Equities on Friday rose in Asian trade after the European Central Bank (ECB) unveiled a fresh round of economic stimulus and another interest rate cut, while a report said that the US was considering a short-term trade agreement with China.
Global markets have been buoyed this week by a growing sense that central banks are on the brink of easing monetary policy to support growth, and on Thursday the ECB did not disappoint.
It said that it would restart its bond-buying quantitative easing program to boost liquidity, provide support for struggling banks and reduce borrowing costs deeper into negative territory in a bid to kick-start lending.
The central bank said that it would not lift rates until inflation moved toward its goal of just less than 2 percent over the medium term.
The announcement, while slightly short of expectations, was broadly cheered by markets, sending equities in Europe and New York higher.
“In the end, it wasn’t a big bazooka, but ECB President Mario Draghi did his level best trying to convince investors that monetary policy will remain extremely accommodative for some considerable time to come,” National Australia Bank Ltd senior market strategist Gavin Friend said.
The news also provided further hope that the US Federal Reserve would cut rates at its meeting next week, even though data showed a jump in US inflation last month.
Investors were given an extra fillip by a Bloomberg News report that US officials were considering an interim trade deal with China that could freeze or cancel some tariffs if Beijing agrees to commitments on intellectual property and agricultural purchases.
The report, citing five unnamed sources, came as tensions between the two sides show signs of easing ahead of high-level talks in Washington next month.
China has said that it would remove some US goods from its tariffs list — with big-ticket items including pork and soybeans now also being considered — while US President Donald Trump announced a delay to some levies on Chinese imports.

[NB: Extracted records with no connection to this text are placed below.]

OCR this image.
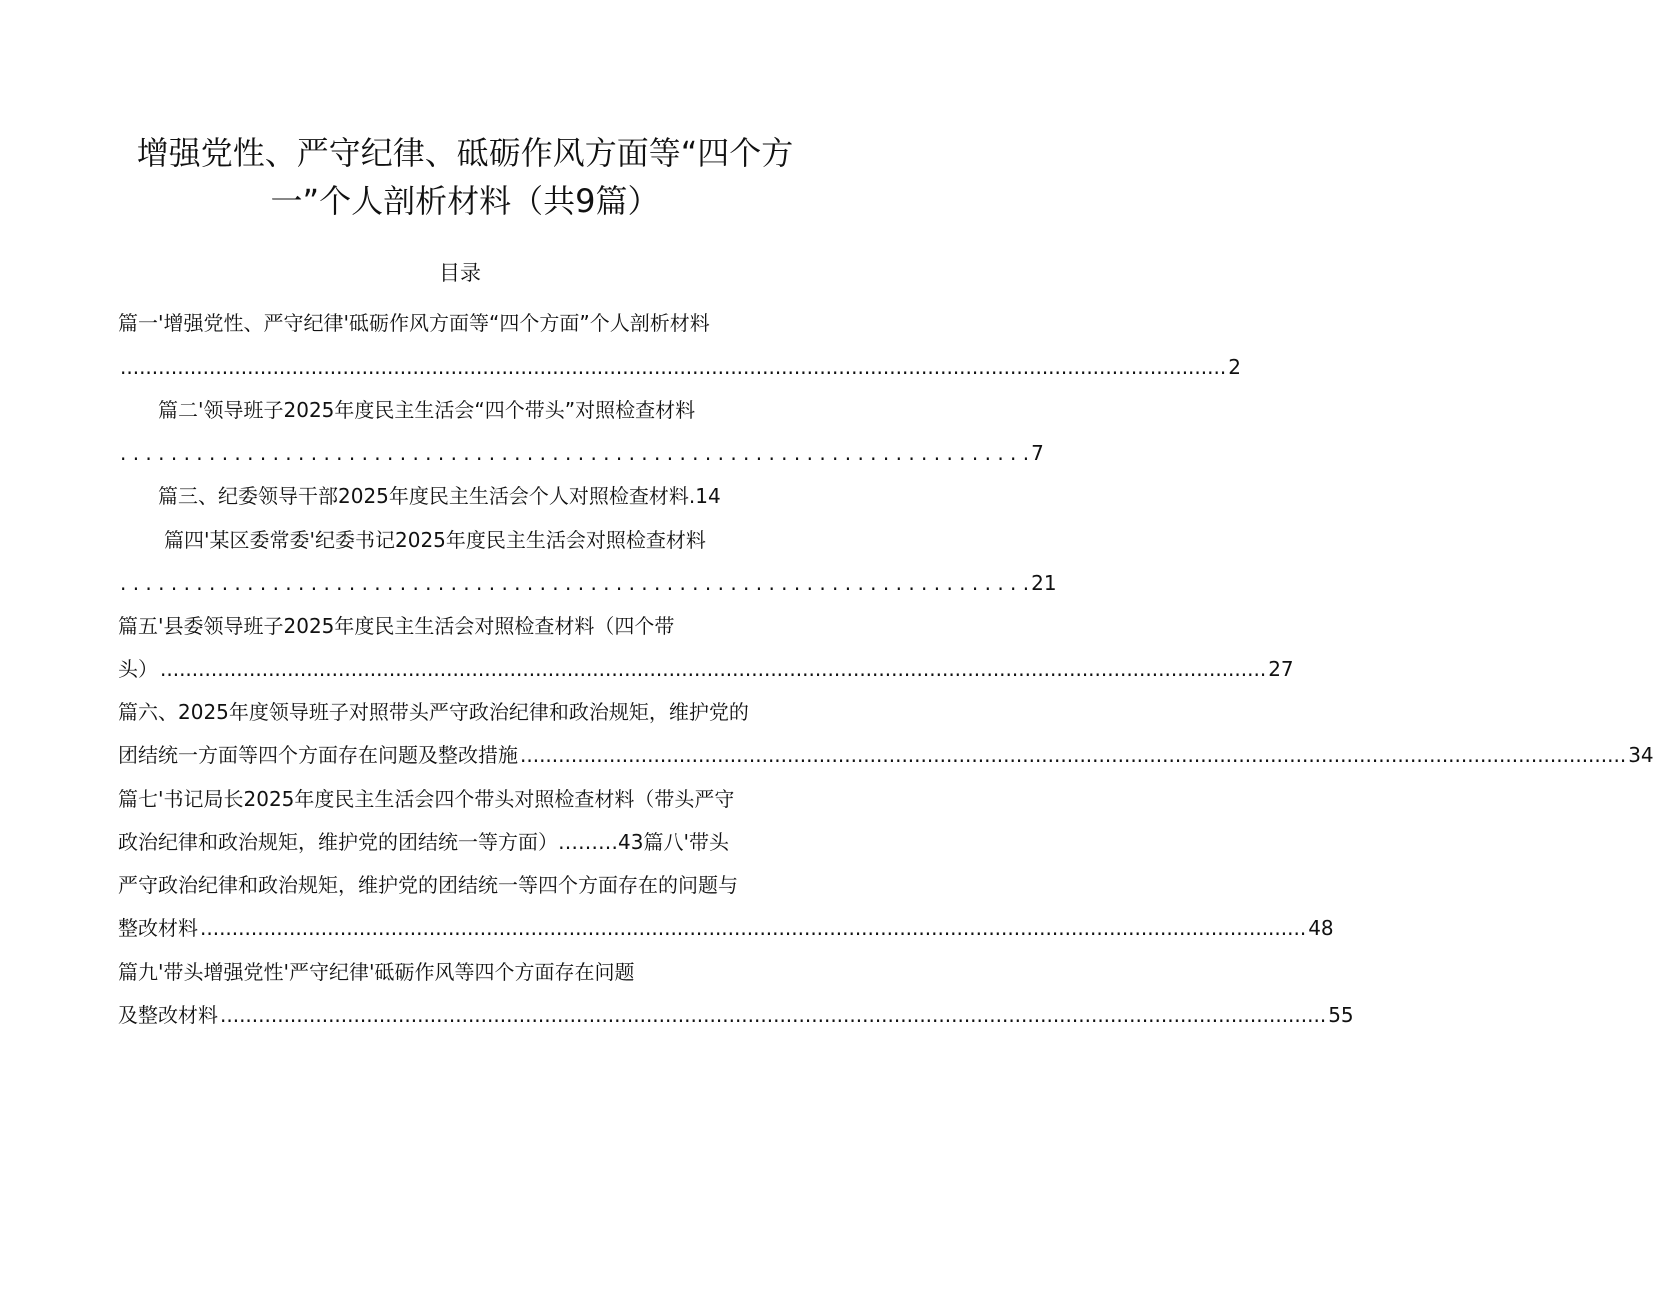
增强党性、严守纪律、砥砺作风方面等“四个方
一”个人剖析材料（共9篇）
目录
篇一'增强党性、严守纪律'砥砺作风方面等“四个方面”个人剖析材料
.............................................................................................................................................................................. 2
篇二'领导班子2025年度民主生活会“四个带头”对照检查材料
. . . . . . . . . . . . . . . . . . . . . . . . . . . . . . . . . . . . . . . . . . . . . . . . . . . . . . . . . . . . . . . . . . . . . . . . 7
篇三、纪委领导干部2025年度民主生活会个人对照检查材料.14
篇四'某区委常委'纪委书记2025年度民主生活会对照检查材料
. . . . . . . . . . . . . . . . . . . . . . . . . . . . . . . . . . . . . . . . . . . . . . . . . . . . . . . . . . . . . . . . . . . . . . . . 21
篇五'县委领导班子2025年度民主生活会对照检查材料（四个带
头） .............................................................................................................................................................................. 27
篇六、2025年度领导班子对照带头严守政治纪律和政治规矩，维护党的
团结统一方面等四个方面存在问题及整改措施 .............................................................................................................................................................................. 34
篇七'书记局长2025年度民主生活会四个带头对照检查材料（带头严守
政治纪律和政治规矩，维护党的团结统一等方面）………43篇八'带头
严守政治纪律和政治规矩，维护党的团结统一等四个方面存在的问题与
整改材料 .............................................................................................................................................................................. 48
篇九'带头增强党性'严守纪律'砥砺作风等四个方面存在问题
及整改材料 .............................................................................................................................................................................. 55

“A lot of people are talking about, and I see a lot of analysts are saying: an interim deal, meaning we’ll do pieces of it, the easy ones first,” Bloomberg quoted Trump as saying on Thursday. “But there’s no easy or hard. There’s a deal or there’s not a deal, but it’s something we would consider.”
Also, US Secretary of the Treasury Steven Mnuchin said that he was “cautiously optimistic” about an agreement being reached, telling CNBC: “We want to make meaningful progress.”
Tokyo’s Nikkei 225 on Friday rose 228.68 points, or 1.1 percent, to 21,988.29, surging 3.7 percent from a close of 21,199.57 on Sept. 6.
Hong Kong Hang Seng on Friday climbed 265.06 points, or 1 percent, to 27,352.69, a jump of 2.5 percent from 26,690.76 a week earlier.
Sydney rose 0.2 percent and Singapore ended 0.5 percent higher. Manila, Bangkok and Jakarta also rose, but Wellington struggled.
Taipei, Shanghai and Seoul were closed for the Mid-Autumn Festival holiday.
On Thursday, the TAIEX edged up 37.20 points, or 0.3 percent, to 10,827.55, gaining 0.4 percent from a close of 10,780.64 on Sept. 6.